Treatment of Staphylococcus Aureus Skin Infection in Teenagers Following Trauma
For Staphylococcus aureus skin infections in teenagers resulting from trauma, the optimal treatment is incision and drainage for any abscess, plus clindamycin as the first-line antibiotic therapy when systemic treatment is indicated. 1
Assessment and Classification
First, determine the type of skin infection:
- Purulent infection (abscess, furuncle, carbuncle, or purulent cellulitis)
- Non-purulent infection (cellulitis without drainage or exudate)
- Severity (mild, moderate, or severe based on systemic symptoms)
Key clinical findings to assess:
- Presence of abscess or purulent drainage
- Extent of infection (localized vs. extensive)
- Signs of systemic illness (fever, tachycardia)
- Location (face, hand, genitalia are high-risk areas)
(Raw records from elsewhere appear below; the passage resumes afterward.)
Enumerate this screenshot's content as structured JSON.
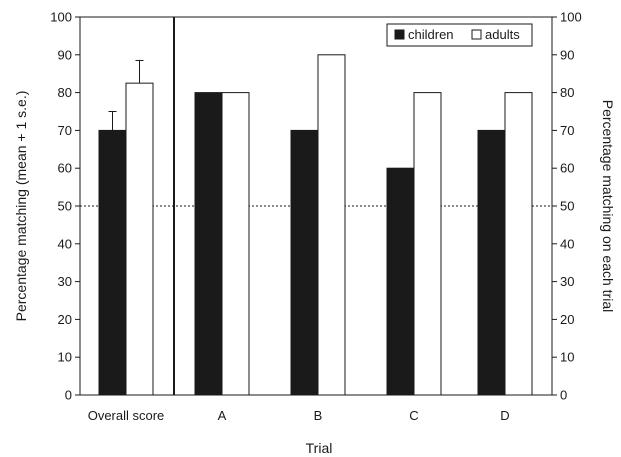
{
  "chart_data": {
    "type": "bar",
    "categories": [
      "Overall score",
      "A",
      "B",
      "C",
      "D"
    ],
    "series": [
      {
        "name": "children",
        "values": [
          70,
          80,
          70,
          60,
          70
        ],
        "error": [
          5,
          null,
          null,
          null,
          null
        ],
        "color": "#1a1a1a"
      },
      {
        "name": "adults",
        "values": [
          82.5,
          80,
          90,
          80,
          80
        ],
        "error": [
          6,
          null,
          null,
          null,
          null
        ],
        "color": "#ffffff"
      }
    ],
    "xlabel": "Trial",
    "ylabel_left": "Percentage matching (mean + 1 s.e.)",
    "ylabel_right": "Percentage matching on each trial",
    "ylim": [
      0,
      100
    ],
    "yticks": [
      0,
      10,
      20,
      30,
      40,
      50,
      60,
      70,
      80,
      90,
      100
    ],
    "reference_line": 50,
    "legend_position": "top-right",
    "grid": false
  }
}
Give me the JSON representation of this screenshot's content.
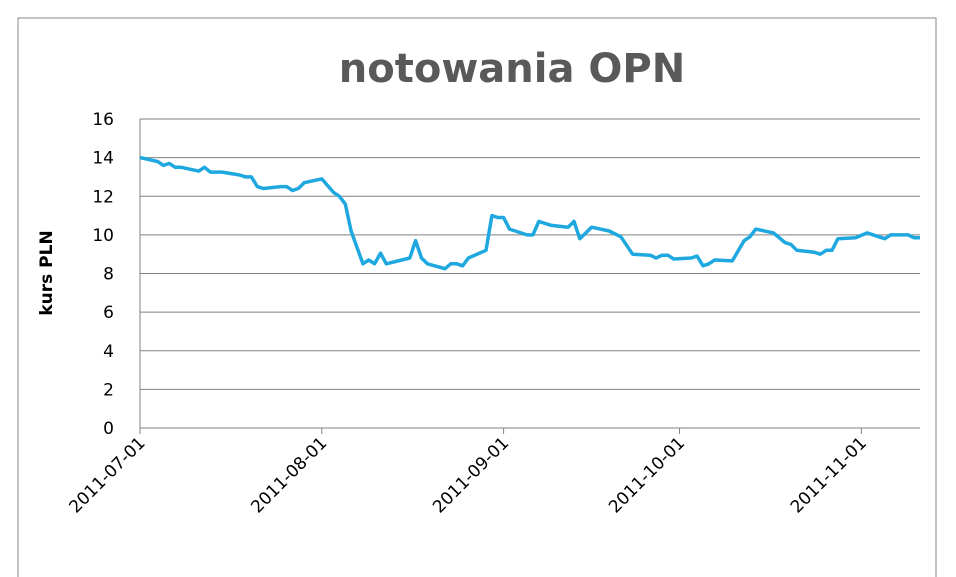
{
  "chart_data": {
    "type": "line",
    "title": "notowania OPN",
    "y_label": "kurs PLN",
    "x": [
      "2011-07-01",
      "2011-07-04",
      "2011-07-05",
      "2011-07-06",
      "2011-07-07",
      "2011-07-08",
      "2011-07-11",
      "2011-07-12",
      "2011-07-13",
      "2011-07-15",
      "2011-07-18",
      "2011-07-19",
      "2011-07-20",
      "2011-07-21",
      "2011-07-22",
      "2011-07-25",
      "2011-07-26",
      "2011-07-27",
      "2011-07-28",
      "2011-07-29",
      "2011-08-01",
      "2011-08-03",
      "2011-08-04",
      "2011-08-05",
      "2011-08-06",
      "2011-08-08",
      "2011-08-09",
      "2011-08-10",
      "2011-08-11",
      "2011-08-12",
      "2011-08-16",
      "2011-08-17",
      "2011-08-18",
      "2011-08-19",
      "2011-08-22",
      "2011-08-23",
      "2011-08-24",
      "2011-08-25",
      "2011-08-26",
      "2011-08-29",
      "2011-08-30",
      "2011-08-31",
      "2011-09-01",
      "2011-09-02",
      "2011-09-05",
      "2011-09-06",
      "2011-09-07",
      "2011-09-09",
      "2011-09-12",
      "2011-09-13",
      "2011-09-14",
      "2011-09-16",
      "2011-09-19",
      "2011-09-21",
      "2011-09-23",
      "2011-09-26",
      "2011-09-27",
      "2011-09-28",
      "2011-09-29",
      "2011-09-30",
      "2011-10-03",
      "2011-10-04",
      "2011-10-05",
      "2011-10-06",
      "2011-10-07",
      "2011-10-10",
      "2011-10-12",
      "2011-10-13",
      "2011-10-14",
      "2011-10-17",
      "2011-10-19",
      "2011-10-20",
      "2011-10-21",
      "2011-10-24",
      "2011-10-25",
      "2011-10-26",
      "2011-10-27",
      "2011-10-28",
      "2011-10-31",
      "2011-11-02",
      "2011-11-04",
      "2011-11-05",
      "2011-11-06",
      "2011-11-09",
      "2011-11-10",
      "2011-11-11"
    ],
    "series": [
      {
        "name": "kurs",
        "color": "#1fa8e0",
        "values": [
          14.0,
          13.8,
          13.6,
          13.7,
          13.5,
          13.5,
          13.3,
          13.5,
          13.25,
          13.25,
          13.1,
          13.0,
          13.0,
          12.5,
          12.4,
          12.5,
          12.5,
          12.3,
          12.4,
          12.7,
          12.9,
          12.2,
          12.0,
          11.6,
          10.2,
          8.5,
          8.7,
          8.5,
          9.05,
          8.5,
          8.8,
          9.7,
          8.8,
          8.5,
          8.25,
          8.5,
          8.5,
          8.4,
          8.8,
          9.2,
          11.0,
          10.9,
          10.9,
          10.3,
          10.0,
          10.0,
          10.7,
          10.5,
          10.4,
          10.7,
          9.8,
          10.4,
          10.2,
          9.9,
          9.0,
          8.95,
          8.8,
          8.95,
          8.95,
          8.75,
          8.8,
          8.9,
          8.4,
          8.5,
          8.7,
          8.65,
          9.7,
          9.9,
          10.3,
          10.1,
          9.6,
          9.5,
          9.2,
          9.1,
          9.0,
          9.2,
          9.2,
          9.8,
          9.85,
          10.1,
          9.9,
          9.8,
          10.0,
          10.0,
          9.85,
          9.85
        ]
      }
    ],
    "xlim": [
      "2011-07-01",
      "2011-11-11"
    ],
    "xticks": [
      "2011-07-01",
      "2011-08-01",
      "2011-09-01",
      "2011-10-01",
      "2011-11-01"
    ],
    "ylim": [
      0,
      16
    ],
    "yticks": [
      0,
      2,
      4,
      6,
      8,
      10,
      12,
      14,
      16
    ],
    "grid": true
  }
}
- Presence of comorbidities or immunosuppression
Treatment Algorithm
1. For Simple Abscess:
- Primary treatment: Incision and drainage (I&D) 1
- Antibiotics may not be necessary for simple, small abscesses after adequate I&D
2. For Abscess with ANY of these factors:
- Multiple sites of infection
- Extensive or rapidly progressing infection
- Associated cellulitis
- Systemic symptoms
- Immunosuppression
- Extremes of age
- Difficult-to-drain location (face, hand, genitalia)
- Septic phlebitis
- Failure to respond to I&D alone
Treatment: I&D plus antibiotic therapy active against MRSA 1
3. For Purulent Cellulitis (without drainable abscess):
- Treatment: Empiric coverage for CA-MRSA 1
4. For Non-purulent Cellulitis:
- Initial treatment: Beta-lactam antibiotic (active against streptococci)
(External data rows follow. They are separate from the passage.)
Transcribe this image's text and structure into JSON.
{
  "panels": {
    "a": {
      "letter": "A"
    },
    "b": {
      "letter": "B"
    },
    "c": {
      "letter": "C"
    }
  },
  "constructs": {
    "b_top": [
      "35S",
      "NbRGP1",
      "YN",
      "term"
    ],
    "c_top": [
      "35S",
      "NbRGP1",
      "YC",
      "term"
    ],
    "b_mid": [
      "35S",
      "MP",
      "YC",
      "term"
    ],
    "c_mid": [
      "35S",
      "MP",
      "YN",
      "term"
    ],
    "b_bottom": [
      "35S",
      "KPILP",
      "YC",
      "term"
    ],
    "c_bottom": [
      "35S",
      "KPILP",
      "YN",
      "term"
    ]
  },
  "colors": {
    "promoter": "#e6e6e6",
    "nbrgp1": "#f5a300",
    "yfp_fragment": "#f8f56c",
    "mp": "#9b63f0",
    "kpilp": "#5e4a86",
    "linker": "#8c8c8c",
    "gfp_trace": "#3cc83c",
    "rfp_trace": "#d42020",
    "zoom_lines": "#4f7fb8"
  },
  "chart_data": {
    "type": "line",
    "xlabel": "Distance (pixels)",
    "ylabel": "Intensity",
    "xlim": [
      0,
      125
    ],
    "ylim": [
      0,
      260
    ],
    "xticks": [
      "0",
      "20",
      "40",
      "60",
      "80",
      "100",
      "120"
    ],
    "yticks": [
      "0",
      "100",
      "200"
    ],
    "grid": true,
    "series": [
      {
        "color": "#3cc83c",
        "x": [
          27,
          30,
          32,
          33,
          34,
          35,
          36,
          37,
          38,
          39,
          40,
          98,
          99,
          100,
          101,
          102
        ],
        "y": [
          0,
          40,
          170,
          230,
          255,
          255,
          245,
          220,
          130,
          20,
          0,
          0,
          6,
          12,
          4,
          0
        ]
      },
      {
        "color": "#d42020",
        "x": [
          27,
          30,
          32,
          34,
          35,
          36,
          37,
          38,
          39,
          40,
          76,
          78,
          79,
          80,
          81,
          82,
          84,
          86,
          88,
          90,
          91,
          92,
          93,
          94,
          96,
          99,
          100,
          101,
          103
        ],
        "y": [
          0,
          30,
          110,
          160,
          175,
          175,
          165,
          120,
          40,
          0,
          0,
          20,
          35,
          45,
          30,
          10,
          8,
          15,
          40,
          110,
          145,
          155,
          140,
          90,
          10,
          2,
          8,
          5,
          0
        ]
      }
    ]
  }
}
- If no response or systemic toxicity: Add MRSA coverage 1
Antibiotic Selection for Teenagers
First-line oral options for CA-MRSA coverage:
- Clindamycin (preferred for teenagers): 10-13 mg/kg/dose TID (max 600 mg/dose) 1
- Provides coverage for both MRSA and streptococci
- Monitor for resistance (if local resistance >10%, consider alternatives)
Alternative oral options:
Trimethoprim-sulfamethoxazole (TMP-SMX): 8-12 mg/kg/day (based on TMP) in 2 divided doses 1
- Add amoxicillin if streptococcal coverage needed
- Excellent for MRSA but limited streptococcal coverage
Doxycycline: For teenagers ≥8 years old 1
- Not recommended for children <8 years due to dental staining
- Add amoxicillin if streptococcal coverage needed
Linezolid: For teenagers >12 years: 600 mg BID; <12 years: 10 mg/kg every 8 hours 1
- Expensive but effective for both MRSA and streptococci
- Reserve for severe infections or treatment failures
For severe infections requiring hospitalization:
- Vancomycin IV (first-line for severe infections) 1, 2
- Clindamycin IV 10-13 mg/kg every 6-8 hours 1
- Linezolid IV/PO 1
Duration of Therapy
- 5-10 days for most skin infections 1
- Extend if infection has not improved within this period
Important Caveats and Pitfalls
Always obtain cultures from abscesses and purulent drainage before starting antibiotics to guide therapy, especially if:
- Patient requires antibiotic therapy
- Severe local infection or systemic illness is present
- Patient has not responded to initial treatment
- There's concern for a cluster or outbreak 1
Avoid rifampin as a single agent or as adjunctive therapy for SSTI treatment 1
Consider local resistance patterns when selecting empiric therapy:
- If local clindamycin resistance >10%, consider alternative agents
- Community-acquired MRSA rates vary geographically
For recurrent infections:
- Consider decolonization with mupirocin nasal ointment and chlorhexidine body washes
- Emphasize hygiene measures and wound care 1
Tetracyclines (doxycycline, minocycline) should not be used in children <8 years of age 1
By following this evidence-based approach, most Staphylococcus aureus skin infections in teenagers can be effectively managed, reducing morbidity and preventing complications.